Anyway, things have been particularly bad this year with so many great musicians passing on to the great concert in the sky and after writing one too many tribute columns I was feeling seriously ready to hurt myself. That’s when the MND dropped Deap Vally on me. Two ladies out of LA, Lindsey Troy on guitar and Julie Edwards on drums, Deap Vally are like Jack White’s tough and nasty younger sisters. Sharing the vocal duties, they play a wonderful kind of rusted metal lo-fi, garage blues. They were the perfect band to pull me out of my funk, to point out that no matter how bad things looked there was new talent out there breaking through every day. They only have two albums at this point, Sistronix, and the newly released after three long years of waiting Femejism. As you might be able to tell from the album titles Deap Vally is completely unapologetic about their feminism. Songs like Gonna Make My Own Money and Women of Intention lay it out in the clearest of terms. For anybody who misses the days of Riot Grrrl bands or just loves good music, you can’t go wrong with Deap Vally.
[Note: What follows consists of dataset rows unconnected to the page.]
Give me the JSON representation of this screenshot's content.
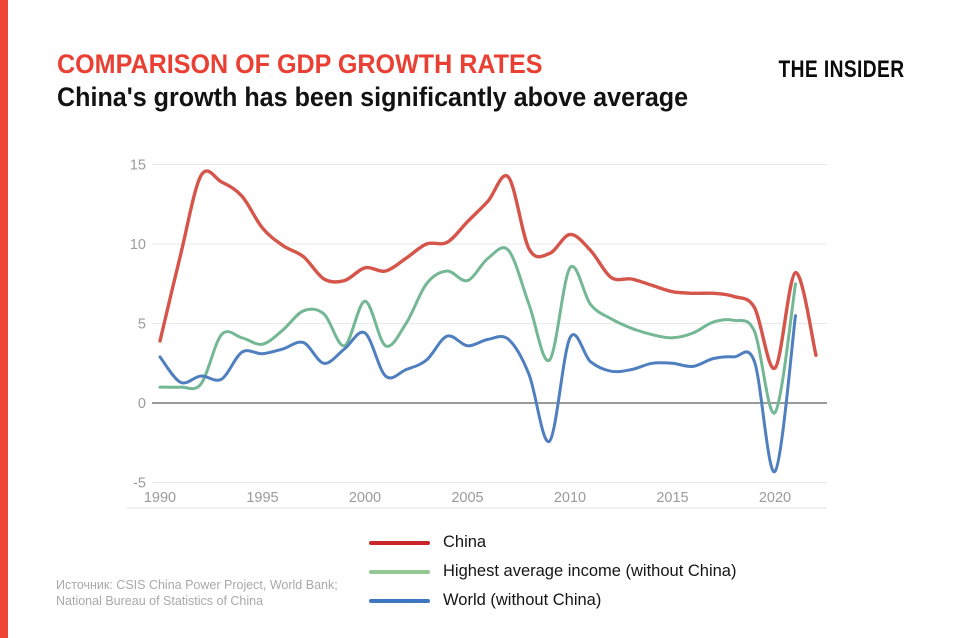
{
  "page": {
    "bg": "#ffffff",
    "accent_bar_color": "#f04337"
  },
  "header": {
    "title": "COMPARISON OF GDP GROWTH RATES",
    "title_color": "#ea4034",
    "subtitle": "China's growth has been significantly above average",
    "subtitle_color": "#121212",
    "logo": "THE INSIDER"
  },
  "source": {
    "line1": "Источник: CSIS China Power Project, World Bank;",
    "line2": "National Bureau of Statistics of China"
  },
  "chart_data": {
    "type": "line",
    "title": "COMPARISON OF GDP GROWTH RATES",
    "subtitle": "China's growth has been significantly above average",
    "xlabel": "",
    "ylabel": "",
    "xlim": [
      1990,
      2022
    ],
    "ylim": [
      -5,
      15
    ],
    "x_ticks": [
      1990,
      1995,
      2000,
      2005,
      2010,
      2015,
      2020
    ],
    "y_ticks": [
      15,
      10,
      5,
      0,
      -5
    ],
    "grid": "horizontal",
    "legend_position": "bottom-center",
    "x": [
      1990,
      1991,
      1992,
      1993,
      1994,
      1995,
      1996,
      1997,
      1998,
      1999,
      2000,
      2001,
      2002,
      2003,
      2004,
      2005,
      2006,
      2007,
      2008,
      2009,
      2010,
      2011,
      2012,
      2013,
      2014,
      2015,
      2016,
      2017,
      2018,
      2019,
      2020,
      2021,
      2022
    ],
    "series": [
      {
        "name": "China",
        "color": "#d5554b",
        "legend_color": "#c9252b",
        "values": [
          3.9,
          9.3,
          14.3,
          13.9,
          13.0,
          11.0,
          9.9,
          9.2,
          7.8,
          7.7,
          8.5,
          8.3,
          9.1,
          10.0,
          10.1,
          11.4,
          12.7,
          14.2,
          9.7,
          9.4,
          10.6,
          9.6,
          7.9,
          7.8,
          7.4,
          7.0,
          6.9,
          6.9,
          6.7,
          6.0,
          2.2,
          8.2,
          3.0
        ]
      },
      {
        "name": "Highest average income (without China)",
        "color": "#74b795",
        "legend_color": "#95c694",
        "values": [
          1.0,
          1.0,
          1.2,
          4.3,
          4.1,
          3.7,
          4.6,
          5.8,
          5.6,
          3.6,
          6.4,
          3.6,
          5.0,
          7.5,
          8.3,
          7.7,
          9.1,
          9.6,
          6.2,
          2.7,
          8.5,
          6.2,
          5.3,
          4.7,
          4.3,
          4.1,
          4.4,
          5.1,
          5.2,
          4.5,
          -0.6,
          7.5,
          null
        ]
      },
      {
        "name": "World (without China)",
        "color": "#4f7fbf",
        "legend_color": "#3e77c0",
        "values": [
          2.9,
          1.3,
          1.7,
          1.5,
          3.2,
          3.1,
          3.4,
          3.8,
          2.5,
          3.4,
          4.4,
          1.7,
          2.1,
          2.7,
          4.2,
          3.6,
          4.0,
          4.0,
          1.8,
          -2.4,
          4.1,
          2.6,
          2.0,
          2.1,
          2.5,
          2.5,
          2.3,
          2.8,
          2.9,
          2.6,
          -4.3,
          5.5,
          null
        ]
      }
    ],
    "colors": {
      "grid_line": "#e9e9e9",
      "zero_line": "#8c8c8c",
      "axis_border": "#e2e2e2",
      "tick_label": "#9b9b9b"
    }
  }
}
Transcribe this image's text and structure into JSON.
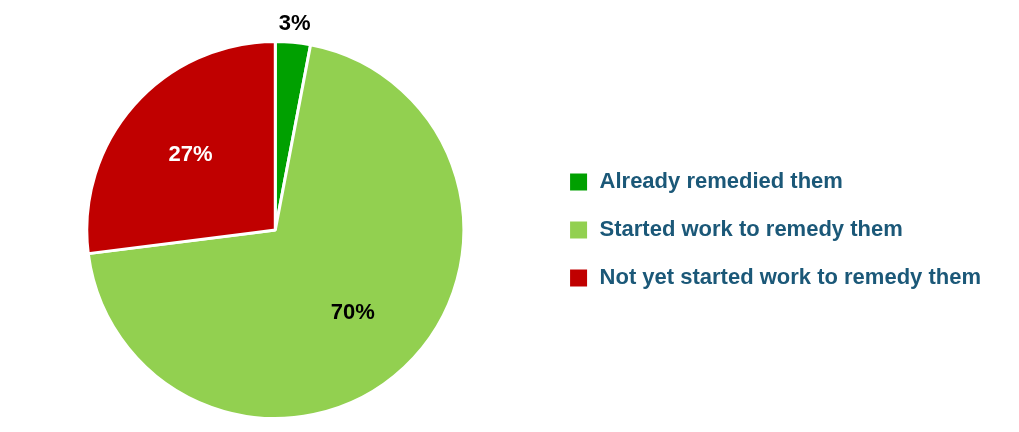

When my daughter went to Italy she discovered that the little shops over there had a lot of vinyl, most of it old and American. The album that drew her attention as a gift for me was one put out by the UAW union in 1964. Called This Land is Your Land – Songs of Social Justice, it has an amazing assortment of artists including Billie Holliday, Pete Seeger, Judy Collins, Tennessee Ernie Ford, and Joan Baez. What made her grab it was the songs on the album, which include If I Had A Hammer played by Odetta, that she remembered me singing to her when she was a baby. Johnny, We Hardly Knew Ye by the Clancy Brothers was probably something she had heard as well. This is an amazing album with many songs that aren’t available in digital format. This version of Billie’s Strange Fruit is just haunting. So my kiddo still carries the songs I sang to her as a baby around in her head, which mostly consisted of the union songs that my mother taught me and Guns and Roses Sweet Child of Mine.
Side note on This Land is Your Land, when I pulled it out I was pretty sure there was no chance it could be played. The album didn’t have a sleeve, it was covered in cat hair, scratches, the grooves were mashed in and here were grease spots. When I handed it to the Master of the Needle Drop, he just shook his head. I got two or three reports about how nothing could be done. Then one night a cryptic message that I owed him a tall one. Much to my surprise I was blessed with a needle drop from the album that was nothing short of brilliant. He spent a week washing, buffing, washing it again, cleaning each groove, recording and cleaning that up. You can listen to The Terriers sing Drill Ye Terriers Drill and it feels authentic.
I know that music isn’t as important to everyone as it is to me but just like music the people in our lives contribute bits and pieces to our soul, to the way we taste the world, to our way of viewing life for good or ill. I have been lucky to have people with unique and varied interests help build the perpetual motion machine that is my musical tastes. Music really does give us a doorway to the past as well as connection to people who might have moved out of our lives.